What Can I Make with Chicken, Egg, and Spinach?
With chicken, egg, and spinach, you can make a delicious 20-Min Korean Chicken Noodle Soup that combines tender chicken, silky egg ribbons, and nutritious spinach in a savory broth. These three ingredients work together to create protein-rich, satisfying meals like Stracciatella Soup, Chicken Bibimbap, and more.
Top recipe20-Min Korean Chicken Noodle Soup with Sides
Silky chicken broth with tender noodles, kimchi, and classic Korean banchan sides—everything cooks in one pot while you prep the toppings. Comfort in a bowl, TikTok-ready in 20 minutes.
Ingredients
- •boneless, skinless chicken thighs
- •water
- •dried anchovy stock powder (or 2 tbsp fish sauce)

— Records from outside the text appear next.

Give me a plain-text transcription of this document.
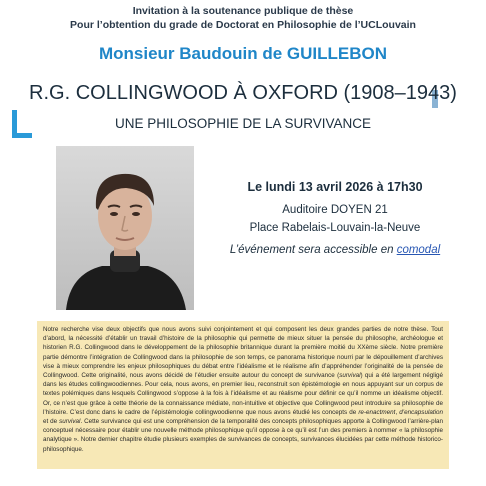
Invitation à la soutenance publique de thèse
Pour l’obtention du grade de Doctorat en Philosophie de l’UCLouvain
Monsieur Baudouin de GUILLEBON
R.G. COLLINGWOOD À OXFORD (1908–1943)
UNE PHILOSOPHIE DE LA SURVIVANCE
Le lundi 13 avril 2026 à 17h30
Auditoire DOYEN 21
Place Rabelais-Louvain-la-Neuve
L’événement sera accessible en comodal
Notre recherche vise deux objectifs que nous avons suivi conjointement et qui composent les deux grandes parties de notre thèse. Tout d’abord, la nécessité d’établir un travail d’histoire de la philosophie qui permette de mieux situer la pensée du philosophe, archéologue et historien R.G. Collingwood dans le développement de la philosophie britannique durant la première moitié du XXème siècle. Notre première partie démontre l’intégration de Collingwood dans la philosophie de son temps, ce panorama historique nourri par le dépouillement d’archives vise à mieux comprendre les enjeux philosophiques du débat entre l’idéalisme et le réalisme afin d’appréhender l’originalité de la pensée de Collingwood. Cette originalité, nous avons décidé de l’étudier ensuite autour du concept de survivance (survival) qui a été largement négligé dans les études collingwoodiennes. Pour cela, nous avons, en premier lieu, reconstruit son épistémologie en nous appuyant sur un corpus de textes polémiques dans lesquels Collingwood s’oppose à la fois à l’idéalisme et au réalisme pour définir ce qu’il nomme un idéalisme objectif. Or, ce n’est que grâce à cette théorie de la connaissance médiate, non-intuitive et objective que Collingwood peut introduire sa philosophie de l’histoire. C’est donc dans le cadre de l’épistémologie collingwoodienne que nous avons étudié les concepts de re-enactment, d’encapsulation et de survival. Cette survivance qui est une compréhension de la temporalité des concepts philosophiques apporte à Collingwood l’arrière-plan conceptuel nécessaire pour établir une nouvelle méthode philosophique qu’il oppose à ce qu’il est l’un des premiers à nommer « la philosophie analytique ». Notre dernier chapitre étudie plusieurs exemples de survivances de concepts, survivances élucidées par cette méthode historico-philosophique.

- •fresh egg noodles (or ramen noodles)
- •kimchi, chopped
- •fresh spinach
- •fish cakes, sliced thin
- •sesame seeds and scallions (white + green parts), sliced
Steps
- 1Bring water to a boil in a large pot. Add chicken thighs and skim foam off the surface for 1 minute.
- 2Stir in anchovy powder. Return to a simmer and cook chicken 8 minutes until cooked through.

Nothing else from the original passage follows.